Je n’en ai pas entendu beaucoup d’écho et je suis d’autant plus contente d’avoir mis la main dessus : bonne trouvaille.
ton billet m’intéresse car j’ai lu la bio de kipling récemment et je me suis sentie frustrée car l’auteur ne dit les choses qu’avec tellement de circonvolutions que s’en est agaçant au possible
le personnage m’intrigue donc je vais noter ce livre là
Il ne s’agit là que de ses toutes premières années, mais déjà tout à fait intéressantes.
Je suis complètement charmée par ce billet : comme je connais mal Kippling et son oeuvre, je note cette biographie… D’ailleurs les autres biographies de Rivière me tente aussi…
Après Maurice de Forster, j’ai vu un film « another country » qui traite du même sujet…
Forster est un auteur qu’il me reste à découvrir, je sens qu’il me plaira…
Bonjour
François Rivière outre d’être un scénariste de BD, est un excellent auteur de romans de mystères et également un biographe. C’est un anglophile averti et son Kipling me tente vraiment
AMitiés
J’ai flâné ici et là pour trouver des renseignements sur cet auteur qui semble en effet avoir plus d’une corde à son arc.
Très tentant. Le thème de l’homosexualité pendant cette période m’intéresse d’ailleurs depuis un bon moment (la faute à Wilde 😉 )
Ledit Wilde fait une très courte apparition dans ce roman, mais pas à son avantage… on sent bien que la star ici, c’est Kipling 😉
Je ne connais pas bien Kipling. Alors pourquoi pas?
C’est en effet un excellent moyen de le découvrir.
Je ne connais pas cet auteur, mais cette biographie de Kipling me tente bien !
Je ne sais pas quelle est la part de fiction dans ce livre, mais ça n’est pas une biographie proprement dite, c’est un roman, et c’est encore plus plaisant pour découvrir un auteur, je trouve.
Je passe. J’ai lu il y a quelques mois deux nouvelles de Kipling qui m’avaient plutôt ennuyée (je n’ai d’ailleurs jamais fait de billet car je n’avais strictement rien à en dire…).

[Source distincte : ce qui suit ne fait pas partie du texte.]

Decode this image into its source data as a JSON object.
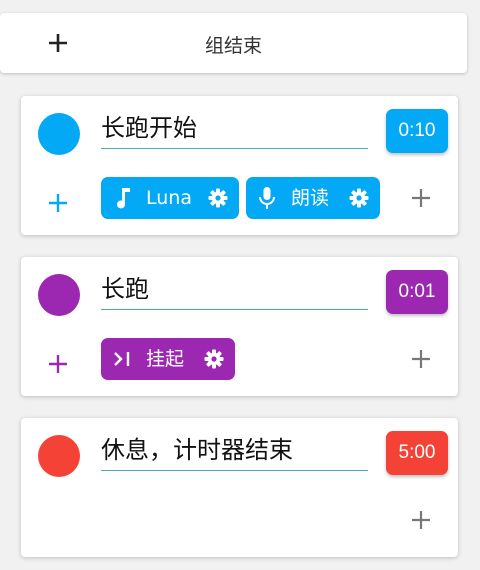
{
  "header": {
    "add_icon": "plus-icon",
    "title": "组结束"
  },
  "colors": {
    "blue": "#03a9f4",
    "purple": "#9c27b0",
    "red": "#f44336",
    "gray_plus": "#777777",
    "dark_plus": "#222222"
  },
  "steps": [
    {
      "name": "长跑开始",
      "duration": "0:10",
      "color": "#03a9f4",
      "actions": [
        {
          "label": "Luna",
          "icon": "music-note-icon",
          "settings_icon": "gear-icon"
        },
        {
          "label": "朗读",
          "icon": "microphone-icon",
          "settings_icon": "gear-icon"
        }
      ]
    },
    {
      "name": "长跑",
      "duration": "0:01",
      "color": "#9c27b0",
      "actions": [
        {
          "label": "挂起",
          "icon": "skip-next-icon",
          "settings_icon": "gear-icon"
        }
      ]
    },
    {
      "name": "休息，计时器结束",
      "duration": "5:00",
      "color": "#f44336",
      "actions": []
    }
  ]
}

Je te comprends, ça ne donne pas envie, pourtant, son début de vie n’est pas du tout ennuyeux…
Je suis en plein De profundis. Je souffre… quel gâchis !
Version intégrale, expurgée ? Allez, personne ne t’en voudra si tu laisses tomber 😉
Je ne connaissais pas du tout la vie privée de Kipling. ça doit être une lecture intéressante.
On en apprend sur Kipling mais aussi sur l’époque et la vie littéraire, c’est très intéressant.
Je ne connais pas grand-chose de Kipling et le thème de l’homosexualité « refoulée » m’attire assez, je dois le reconnaitre.
Et le thème est abordé sans qu’il soit stigmatisé ou au contraire encouragé, juste comme une composante du personnage. Et le parallèle entre ce jeune homme à l’éducation anglaise et le jeune Américain est vraiment bienvenu sur le sujet.
J’ai lu quelques policiers de François Rivière, assez gentillets. J’ai davantage apprécié l’adaptation en BD des romans d’Agatha Christie et j’ai la bio d’Agatha Christie, prêtée par Niki.
L’auteur a en effet l’air de produire beaucoup dans des genres différents, je trouve que celui de la biographie romancée lui va bien.
J’avoue mon ignorance à peu près complète, j’ignorais que Kipling eût écrit autre chose que « le livre de la jungle », qui pour moi est un classique vraiment délicieux, c’est vous dire…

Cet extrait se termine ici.